O caso de latrocínio que resultou na morte do servidor público Wilasmar Santana, ocorrido no dia 1º de abril, em Grajaú, foi esclarecido pela Polícia Civil. Dois suspeitos foram detidos, entre eles um adolescente de 16 anos.
As investigações tiveram início após a polícia ser acionada sobre um veículo encontrado incendiado, com um corpo carbonizado dentro. Ao mesmo tempo, familiares da vítima procuraram a delegacia para relatar o desaparecimento, informando que ele havia sido sequestrado e teve bens roubados.
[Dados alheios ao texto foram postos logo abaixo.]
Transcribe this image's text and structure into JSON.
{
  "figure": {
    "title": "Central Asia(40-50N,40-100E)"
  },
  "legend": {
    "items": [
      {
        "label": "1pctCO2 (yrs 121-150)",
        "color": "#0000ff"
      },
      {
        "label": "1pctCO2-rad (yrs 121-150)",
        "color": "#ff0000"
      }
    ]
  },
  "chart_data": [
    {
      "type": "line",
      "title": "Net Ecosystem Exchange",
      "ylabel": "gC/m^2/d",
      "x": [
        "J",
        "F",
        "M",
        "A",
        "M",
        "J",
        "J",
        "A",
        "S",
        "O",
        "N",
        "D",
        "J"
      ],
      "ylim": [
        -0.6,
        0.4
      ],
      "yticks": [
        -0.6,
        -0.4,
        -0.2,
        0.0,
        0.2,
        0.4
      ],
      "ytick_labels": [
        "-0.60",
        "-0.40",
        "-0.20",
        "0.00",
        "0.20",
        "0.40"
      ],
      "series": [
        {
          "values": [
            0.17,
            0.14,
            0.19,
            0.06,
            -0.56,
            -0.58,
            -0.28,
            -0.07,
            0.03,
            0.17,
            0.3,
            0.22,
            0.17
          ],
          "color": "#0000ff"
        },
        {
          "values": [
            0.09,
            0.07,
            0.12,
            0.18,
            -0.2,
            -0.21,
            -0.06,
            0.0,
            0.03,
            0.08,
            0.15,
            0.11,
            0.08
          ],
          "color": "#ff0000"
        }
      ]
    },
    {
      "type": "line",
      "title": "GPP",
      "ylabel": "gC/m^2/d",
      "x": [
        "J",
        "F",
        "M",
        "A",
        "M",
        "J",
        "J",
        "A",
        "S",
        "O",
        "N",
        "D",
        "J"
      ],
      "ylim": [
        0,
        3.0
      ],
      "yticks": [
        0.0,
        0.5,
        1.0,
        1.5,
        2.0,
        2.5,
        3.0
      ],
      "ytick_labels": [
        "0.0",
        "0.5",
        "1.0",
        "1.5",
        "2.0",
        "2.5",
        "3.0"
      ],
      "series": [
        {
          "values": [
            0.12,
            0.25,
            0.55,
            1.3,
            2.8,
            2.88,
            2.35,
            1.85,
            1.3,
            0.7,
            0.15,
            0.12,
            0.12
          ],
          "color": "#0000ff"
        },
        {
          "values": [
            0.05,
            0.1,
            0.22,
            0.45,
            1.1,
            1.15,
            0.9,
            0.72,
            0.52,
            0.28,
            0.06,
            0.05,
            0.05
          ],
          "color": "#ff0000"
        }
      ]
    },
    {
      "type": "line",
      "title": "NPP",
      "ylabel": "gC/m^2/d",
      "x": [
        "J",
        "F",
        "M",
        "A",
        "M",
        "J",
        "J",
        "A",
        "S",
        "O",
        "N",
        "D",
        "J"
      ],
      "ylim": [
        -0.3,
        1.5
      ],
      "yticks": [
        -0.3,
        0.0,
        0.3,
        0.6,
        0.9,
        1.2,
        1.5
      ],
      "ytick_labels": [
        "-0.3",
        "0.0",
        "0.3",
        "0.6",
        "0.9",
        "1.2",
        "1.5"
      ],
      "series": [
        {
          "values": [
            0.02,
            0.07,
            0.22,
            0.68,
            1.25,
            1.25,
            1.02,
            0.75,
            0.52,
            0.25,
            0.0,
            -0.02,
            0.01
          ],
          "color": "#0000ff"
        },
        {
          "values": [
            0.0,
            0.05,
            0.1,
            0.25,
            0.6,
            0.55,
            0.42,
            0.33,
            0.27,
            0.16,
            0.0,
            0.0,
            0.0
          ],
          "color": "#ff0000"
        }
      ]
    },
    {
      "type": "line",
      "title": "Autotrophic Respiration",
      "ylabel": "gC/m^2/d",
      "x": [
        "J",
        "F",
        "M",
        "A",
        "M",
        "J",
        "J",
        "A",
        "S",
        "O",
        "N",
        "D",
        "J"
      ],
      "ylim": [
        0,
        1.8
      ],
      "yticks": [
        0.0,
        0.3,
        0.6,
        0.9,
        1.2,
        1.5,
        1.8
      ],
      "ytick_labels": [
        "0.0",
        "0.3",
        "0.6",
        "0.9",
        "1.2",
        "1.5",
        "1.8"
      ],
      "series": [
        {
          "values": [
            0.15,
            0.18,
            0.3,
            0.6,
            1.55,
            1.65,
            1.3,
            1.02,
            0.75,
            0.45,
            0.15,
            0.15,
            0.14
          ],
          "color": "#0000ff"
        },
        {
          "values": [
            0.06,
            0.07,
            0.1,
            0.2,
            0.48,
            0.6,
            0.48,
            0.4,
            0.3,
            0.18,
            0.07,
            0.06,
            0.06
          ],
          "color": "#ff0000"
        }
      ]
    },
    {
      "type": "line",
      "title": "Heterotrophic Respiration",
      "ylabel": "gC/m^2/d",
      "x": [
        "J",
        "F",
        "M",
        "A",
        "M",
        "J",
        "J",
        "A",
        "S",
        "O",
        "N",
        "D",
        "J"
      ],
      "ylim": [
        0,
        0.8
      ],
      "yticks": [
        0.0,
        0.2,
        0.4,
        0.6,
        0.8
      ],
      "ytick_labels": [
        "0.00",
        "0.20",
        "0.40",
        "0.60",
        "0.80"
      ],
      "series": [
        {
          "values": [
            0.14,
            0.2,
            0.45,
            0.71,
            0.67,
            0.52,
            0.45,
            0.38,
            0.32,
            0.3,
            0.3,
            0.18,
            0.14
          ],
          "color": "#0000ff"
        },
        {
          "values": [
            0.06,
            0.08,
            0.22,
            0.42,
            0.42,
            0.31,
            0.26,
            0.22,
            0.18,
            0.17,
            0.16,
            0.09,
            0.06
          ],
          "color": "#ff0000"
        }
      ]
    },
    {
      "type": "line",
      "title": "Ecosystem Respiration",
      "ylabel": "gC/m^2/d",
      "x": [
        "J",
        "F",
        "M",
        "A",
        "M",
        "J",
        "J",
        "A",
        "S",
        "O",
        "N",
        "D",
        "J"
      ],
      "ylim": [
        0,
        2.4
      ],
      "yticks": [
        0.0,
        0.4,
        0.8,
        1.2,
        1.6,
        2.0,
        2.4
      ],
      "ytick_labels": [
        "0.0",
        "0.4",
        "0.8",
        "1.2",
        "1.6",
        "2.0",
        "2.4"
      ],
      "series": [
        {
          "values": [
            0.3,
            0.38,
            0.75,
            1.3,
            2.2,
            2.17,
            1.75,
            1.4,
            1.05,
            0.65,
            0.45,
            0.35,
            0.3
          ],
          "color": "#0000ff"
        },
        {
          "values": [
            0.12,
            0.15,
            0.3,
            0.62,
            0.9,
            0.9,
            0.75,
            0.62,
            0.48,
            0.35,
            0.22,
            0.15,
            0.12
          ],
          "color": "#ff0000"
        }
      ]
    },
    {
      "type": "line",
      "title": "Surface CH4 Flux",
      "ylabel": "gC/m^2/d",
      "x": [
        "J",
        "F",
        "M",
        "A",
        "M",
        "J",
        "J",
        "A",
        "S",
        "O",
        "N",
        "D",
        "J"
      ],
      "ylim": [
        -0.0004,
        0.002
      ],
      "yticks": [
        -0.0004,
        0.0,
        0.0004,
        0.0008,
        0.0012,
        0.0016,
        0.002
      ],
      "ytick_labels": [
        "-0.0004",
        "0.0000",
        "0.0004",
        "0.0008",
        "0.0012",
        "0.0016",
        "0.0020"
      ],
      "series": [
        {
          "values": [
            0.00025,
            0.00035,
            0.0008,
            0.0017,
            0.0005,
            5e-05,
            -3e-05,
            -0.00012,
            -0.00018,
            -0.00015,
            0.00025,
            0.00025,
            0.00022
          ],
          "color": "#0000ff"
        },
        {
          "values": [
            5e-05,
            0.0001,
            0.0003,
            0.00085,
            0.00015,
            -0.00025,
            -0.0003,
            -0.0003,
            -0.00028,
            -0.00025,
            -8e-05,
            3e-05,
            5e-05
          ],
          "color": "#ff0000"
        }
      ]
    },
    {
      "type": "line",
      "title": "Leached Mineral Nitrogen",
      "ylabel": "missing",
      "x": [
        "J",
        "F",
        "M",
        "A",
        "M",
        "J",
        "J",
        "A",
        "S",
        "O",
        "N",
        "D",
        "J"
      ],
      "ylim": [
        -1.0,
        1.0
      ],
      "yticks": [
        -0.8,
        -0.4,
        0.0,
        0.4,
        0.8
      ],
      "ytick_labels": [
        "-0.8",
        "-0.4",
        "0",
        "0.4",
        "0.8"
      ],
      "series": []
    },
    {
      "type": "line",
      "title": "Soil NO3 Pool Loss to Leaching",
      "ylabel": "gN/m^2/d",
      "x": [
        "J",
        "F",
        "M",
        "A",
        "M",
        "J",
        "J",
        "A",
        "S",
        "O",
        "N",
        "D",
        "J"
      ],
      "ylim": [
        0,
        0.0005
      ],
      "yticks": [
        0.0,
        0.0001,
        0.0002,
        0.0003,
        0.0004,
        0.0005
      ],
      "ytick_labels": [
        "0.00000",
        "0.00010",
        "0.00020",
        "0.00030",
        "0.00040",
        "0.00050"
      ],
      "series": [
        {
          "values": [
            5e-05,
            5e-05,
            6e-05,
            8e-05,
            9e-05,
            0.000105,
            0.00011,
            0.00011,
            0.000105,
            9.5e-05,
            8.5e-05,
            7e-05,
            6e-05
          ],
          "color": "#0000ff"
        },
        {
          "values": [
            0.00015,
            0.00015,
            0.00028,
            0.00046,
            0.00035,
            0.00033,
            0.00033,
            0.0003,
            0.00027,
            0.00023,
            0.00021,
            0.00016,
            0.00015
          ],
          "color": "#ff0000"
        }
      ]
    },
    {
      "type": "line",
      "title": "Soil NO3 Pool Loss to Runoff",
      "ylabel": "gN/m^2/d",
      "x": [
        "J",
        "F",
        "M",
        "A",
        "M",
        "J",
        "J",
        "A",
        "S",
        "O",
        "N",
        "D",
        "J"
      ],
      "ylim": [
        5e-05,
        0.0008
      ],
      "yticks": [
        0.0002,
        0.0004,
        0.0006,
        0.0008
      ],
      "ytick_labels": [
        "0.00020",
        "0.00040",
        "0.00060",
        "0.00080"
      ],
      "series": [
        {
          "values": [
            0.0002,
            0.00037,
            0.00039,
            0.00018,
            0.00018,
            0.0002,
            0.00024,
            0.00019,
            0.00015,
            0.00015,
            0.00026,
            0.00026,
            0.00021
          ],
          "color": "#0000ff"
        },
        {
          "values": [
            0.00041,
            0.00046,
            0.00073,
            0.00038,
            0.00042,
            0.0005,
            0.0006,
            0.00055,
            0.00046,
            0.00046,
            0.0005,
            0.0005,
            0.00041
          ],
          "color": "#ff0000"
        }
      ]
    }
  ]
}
Com o apoio de diferentes equipes, incluindo a Perícia Oficial e o Centro Tático Aéreo (CTA), os trabalhos se concentraram tanto no local onde o carro foi localizado quanto na residência da vítima, onde foram coletados vestígios. Também foram colhidos depoimentos e solicitadas medidas judiciais, como a quebra de sigilo telefônico e o acesso a dados de internet.
A partir de provas técnicas, imagens de câmeras de segurança e uso de sistemas modernos de investigação, os policiais conseguiram reconstituir a sequência do crime e identificar os envolvidos. Segundo a polícia, Wilasmar Santana foi morto por asfixia. Em seguida, os suspeitos roubaram seus bens e incendiaram o veículo com o corpo dentro, na tentativa de ocultar o crime.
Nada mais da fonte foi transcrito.